What has changed fundamentally since 2012 – when the Abe government came to power, strongly promoting the Abenomics agenda – is that institutional investors and particularly Japan’s largest pension fund GPIF (Government Pension Investment Fund) have taken an interest in companies that factor in and develop ESG criteria in the conduct of their business. If those companies were starting from scratch as some seem to believe, they would not have progressed far enough for us to be writing about responsible investment in Japan in 2019.
The best example, and by far the most commonly cited one, is that of Hiro Mizuno, GPIF’s CIO, who has become one of the main proponents of responsible investment. He strongly supported the launch of the JPX 400 index, which consists of Japan’s top 400 companies in terms of governance and respect for minority investors. For the person in charge of investments for the world’s largest pension savings portfolio, that was natural. But Hiro Mizuno did not stop there. He and his teams worked to guide their investments using new indexes, such as FTSE Blossom Japan (consisting of companies showing solid commitment to ESG practices), MSCI Japan ESG Leaders and, no less importantly, MSCI Japan Empowering Women. In late 2017, Hiro Mizuno sent an even more radical message by announcing, during the PRI (Principles for Responsible Investment) conference, that GPIF would factor ESG criteria into all its investments going forward.
It goes without saying that GPIF’s stance is having a huge impact on the way companies operate, the way their boards of directors work (since they must now include independent directors), their recruitment and wage policies and their remuneration of senior executives.

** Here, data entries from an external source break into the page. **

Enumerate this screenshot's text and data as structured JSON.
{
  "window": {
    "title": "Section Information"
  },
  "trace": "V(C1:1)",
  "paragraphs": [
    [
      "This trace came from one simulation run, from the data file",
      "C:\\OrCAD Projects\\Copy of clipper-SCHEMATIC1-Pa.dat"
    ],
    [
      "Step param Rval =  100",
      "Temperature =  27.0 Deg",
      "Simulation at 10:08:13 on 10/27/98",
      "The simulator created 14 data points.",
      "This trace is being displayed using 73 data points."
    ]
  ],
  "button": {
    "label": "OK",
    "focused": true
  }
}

The impact is being felt especially keenly among the community of investors, institutional or otherwise. Aside from any trend-setting effect or influence that GPIF may be having, the result for investors is an improvement in corporate governance as companies factor in ESG criteria. The most obvious demonstration of these changes is that companies are making better use of surplus liquidity on their balance sheets through constantly rising share buybacks and dividend payments. From the social point of view, women are playing a greater role in the workforce and more of them are reaching high-level managerial positions, gradually contributing to the shift encouraged by GPIF in the wake of Abenomics. Companies with poor environmental records are being punished by excluding them from the aforementioned indexes, but also by the fact that company valuations are increasingly reflecting the attention paid to companies’ carbon footprints by an investor community that has become more critical, and above all more selective.
As regards factoring in ESG criteria becoming the new normal for Japanese companies, then, the recent developments discussed above suggest that Japan needs a structural shift in order to change direction.